Stress, confusion, pressure and worries about self-worth are common problems in many teenagers. Teenagers may have to go through parental divorce, moving in with a new family, living in a new location or going to a different school. In some cases, teenagers may be victims of physical or sexual abuse. These unsettling matters intensify feelings such as distress, anxiety or agitation.
Depression is another major cause of suicide. This mental disorder can cause feelings of hopelessness and worthlessness. Approximately 75 percent of people who commit suicide suffer from depression, according to the Harris County Psychiatric Center at the University of Texas.
Drug or alcohol abuse can lead to impulsive behavior, especially if a teenager is haunted by other problems such as a mental disorder or family difficulties. Like adults who turn to alcohol or drugs, teenagers may believe that substance abuse will bring them relief from their difficulties, but it only worsens the problems. Substance abuse and mental disorders play prominent roles in a majority of suicides.

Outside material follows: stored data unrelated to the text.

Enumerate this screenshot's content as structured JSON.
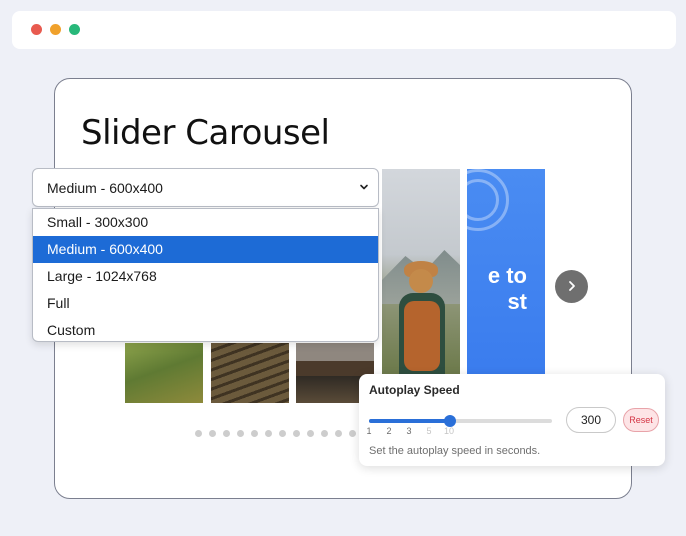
{
  "window": {
    "controls": [
      {
        "name": "close",
        "color": "#e85a4f"
      },
      {
        "name": "minimize",
        "color": "#f0a12b"
      },
      {
        "name": "maximize",
        "color": "#28b87a"
      }
    ]
  },
  "page": {
    "title": "Slider Carousel"
  },
  "size_select": {
    "value": "Medium - 600x400",
    "options": [
      {
        "label": "Small - 300x300",
        "selected": false
      },
      {
        "label": "Medium - 600x400",
        "selected": true
      },
      {
        "label": "Large - 1024x768",
        "selected": false
      },
      {
        "label": "Full",
        "selected": false
      },
      {
        "label": "Custom",
        "selected": false
      }
    ]
  },
  "carousel": {
    "slide_text": "e to\nst",
    "next_icon": "chevron-right-icon",
    "pagination_count": 12,
    "active_page": 0
  },
  "autoplay": {
    "title": "Autoplay Speed",
    "ticks": [
      {
        "label": "1",
        "muted": false
      },
      {
        "label": "2",
        "muted": false
      },
      {
        "label": "3",
        "muted": false
      },
      {
        "label": "5",
        "muted": true
      },
      {
        "label": "10",
        "muted": true
      }
    ],
    "slider_value": 3,
    "input_value": "300",
    "reset_label": "Reset",
    "hint": "Set the autoplay speed in seconds."
  },
  "colors": {
    "accent": "#1d6bd6",
    "slider": "#2a6fd8",
    "reset_bg": "#fde4e6",
    "reset_text": "#d43545",
    "background": "#eef0f7"
  }
}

Added to this, adolescence is generally a vulnerable time in a person’s life. No matter how small or big their problems, their troubles may feel to be unbearable or overwhelming. Couple this with a lack of parental support and we have a recipe for terrible disaster. According to a study, more than 90% of teenagers who attempted suicide said that little or no parental care and understanding led them to take this extreme step.
Suicide warning signs
- Talking or joking about committing suicide
- Saying things like, “I’d be better off dead,” “I wish I could disappear forever,” or “There’s no way out.”
- Speaking positively about death or romanticizing dying (“If I died, people might love me more”)
- Writing stories and poems about death, dying, or suicide
- Engaging in reckless and dangerous behavior
- Giving away prized possessions
- Saying goodbye to friends and family as if for the last time
What can you do?
Parents taking time out to be there for their kids is the first step in the right direction. As Yawar Baig succinctly points out: “Today in the Yuppie and Puppy cultures the idea of bringing up children is to feed them, ensure that they are washed and dried and entertained. This thinking is the root of all evil. Food, a dry bed and toys is what your dog needs, not your child.” Don’t be selfish with your time or the time will come when you will want to engage with your kids, but they will want nothing to do with you.
Speak up if you’re worried
If you notice concerning behaviour from your child, you must speak up. Very often your child will not want to discuss his or her problems especially if there was a former communication barrier. Breaking the ice and opening lines of communication can be a daunting task. Forcing the issue will not help. You will have to be gentle yet persistent in your approach.
When they do open up, take time to listen to their issues. Do not interrupt or trivialise their issues. Issues small to you maybe mountains to them. Be sympathetic, caring and helpful. You may take it for granted but at times, all that your child needs is to know that someone cares.